Posted 9 декабря 2008,, 17:17

Published 9 декабря 2008,, 17:17

Modified 10 ноября 2022,, 19:02

Updated 10 ноября 2022,, 19:02

Любовь Казарновская: «Современные певцы – пирожки без начинки»

9 декабря 2008, 17:17
Всемирно известная исполнительница Любовь Казарновская не так давно вновь выступила в столице Башкирии в Конгресс-холле. Нынешний концерт «Кармен плюс» прошел в виде салонного выступления в лучших традициях 19 века и был посвящен истории любви Ивана Тургенева и Полины Виардо.

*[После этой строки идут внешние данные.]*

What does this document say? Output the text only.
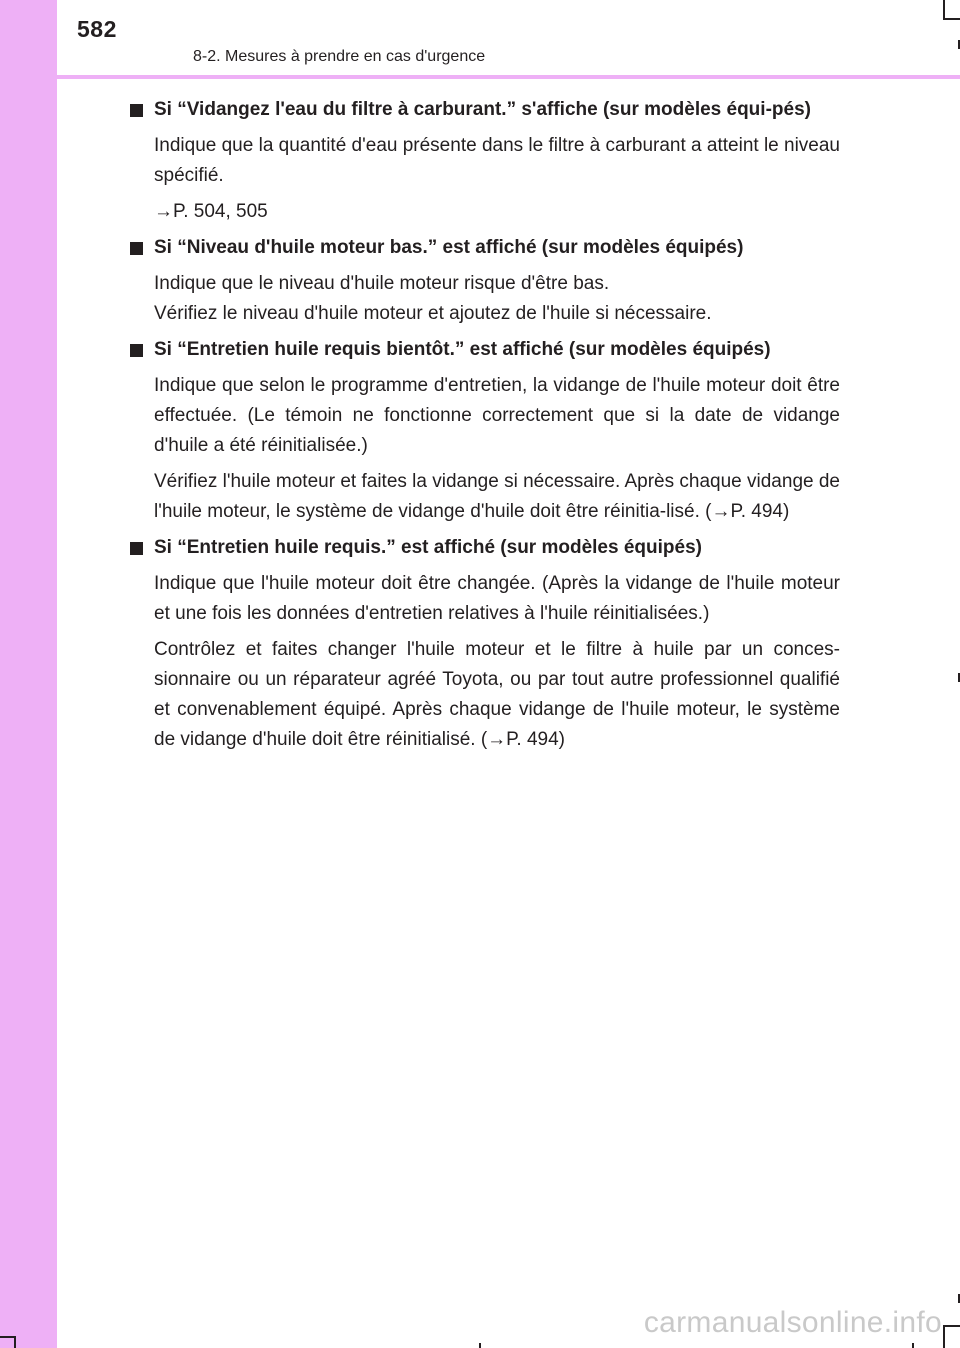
582
8-2. Mesures à prendre en cas d'urgence
Si “Vidangez l'eau du filtre à carburant.” s'affiche (sur modèles équi-pés)
Indique que la quantité d'eau présente dans le filtre à carburant a atteint le niveau spécifié.
→P. 504, 505
Si “Niveau d'huile moteur bas.” est affiché (sur modèles équipés)
Indique que le niveau d'huile moteur risque d'être bas.
Vérifiez le niveau d'huile moteur et ajoutez de l'huile si nécessaire.
Si “Entretien huile requis bientôt.” est affiché (sur modèles équipés)
Indique que selon le programme d'entretien, la vidange de l'huile moteur doit être effectuée. (Le témoin ne fonctionne correctement que si la date de vidange d'huile a été réinitialisée.)
Vérifiez l'huile moteur et faites la vidange si nécessaire. Après chaque vidange de l'huile moteur, le système de vidange d'huile doit être réinitia-lisé. (→P. 494)
Si “Entretien huile requis.” est affiché (sur modèles équipés)
Indique que l'huile moteur doit être changée. (Après la vidange de l'huile moteur et une fois les données d'entretien relatives à l'huile réinitialisées.)
Contrôlez et faites changer l'huile moteur et le filtre à huile par un conces-sionnaire ou un réparateur agréé Toyota, ou par tout autre professionnel qualifié et convenablement équipé. Après chaque vidange de l'huile moteur, le système de vidange d'huile doit être réinitialisé. (→P. 494)
carmanualsonline.info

- Подобные вечера раньше были рассчитаны на двести-триста человек, с негромкими разговорами, пением, иной раз и стихами, последующим ужином, - рассказывает певица. – Мои концерты, выражаясь современным языком, это Полина Виардо-2. Тут работать надо с полной отдачей, как, собственно, я и стараюсь делать на каждом концерте, особенно для таких слушателей как ваши. Публика у вас замечательная - понимающая, восприимчивая. Потому мне было легко общаться с уфимским зрителем.

Голос крупного помола

- Какая оперная партия самая любимая?

- Татьяна в «Евгении Онегине». И дебютировала я в этой роли практически во всех мировых театрах. Ее сделала со мной мой педагог Надежда Матвеевна по клавиру, где рукой Станиславского написаны были все замечания певцам: «Сказать Мельцер (которая пела тогда), чтобы она не вешала косу колбасой. Барышни из аристократических семей закручивали бараночку» и так далее. И когда я репетировала Татьяну в Метрополитен опера со знаменитым дирижером Джеймсом Ливайном (а режиссером был Френсис Форд Коппола), то услышала крик из-за дирижерского пульта: «Френсис, оставь ее в покое, она так органично существует на сцене». Я действительно всегда существовала в Татьяне, как я говорю, словно в родном бассейне. Я знаю «Онегина» наизусть, каждую партию. «Нью-Йорк Таймс» написала, что такой дебют - событие и что редко от певцов мы видим и слышим такую редкую адекватность поведения на сцене, а Казарновская будто слетела с пушкинских страниц. - Какая роль вам давалась сложнее всего?

- Когда мне была предложена партия Саломеи, я испугалась. Ведь петь мне ее пришлось после легендарной Терезы Стратас. Именно она-то меня и вдохновила! До этого я слышала пение шведки Биргит Нильсен, а это громадный голос, она пела Турандот и вообще самые забойные партии. Но, когда я услышала Терезу Стратас, я поняла, как надо петь Саломею. Ведь это пятнадцатилетнее существо, которое имел в виду Оскар Уайльд и Рихард Штраус, плюс прелестные вокальные характеристики именно ребенка. Это не может выразить певица, у которой «крупнопомольный» голос, как морская соль. Если начинает громыхать оркестр, да еще орет певица, получается такая какофония - кошмарный набор звуков. И вот когда я спела Саломею в Германии, на родине Штрауса, ко мне за кулисы зашел внук композитора и сказал: «Спасибо вам. Вот такую Саломею, наверное, имел в виду мой дед».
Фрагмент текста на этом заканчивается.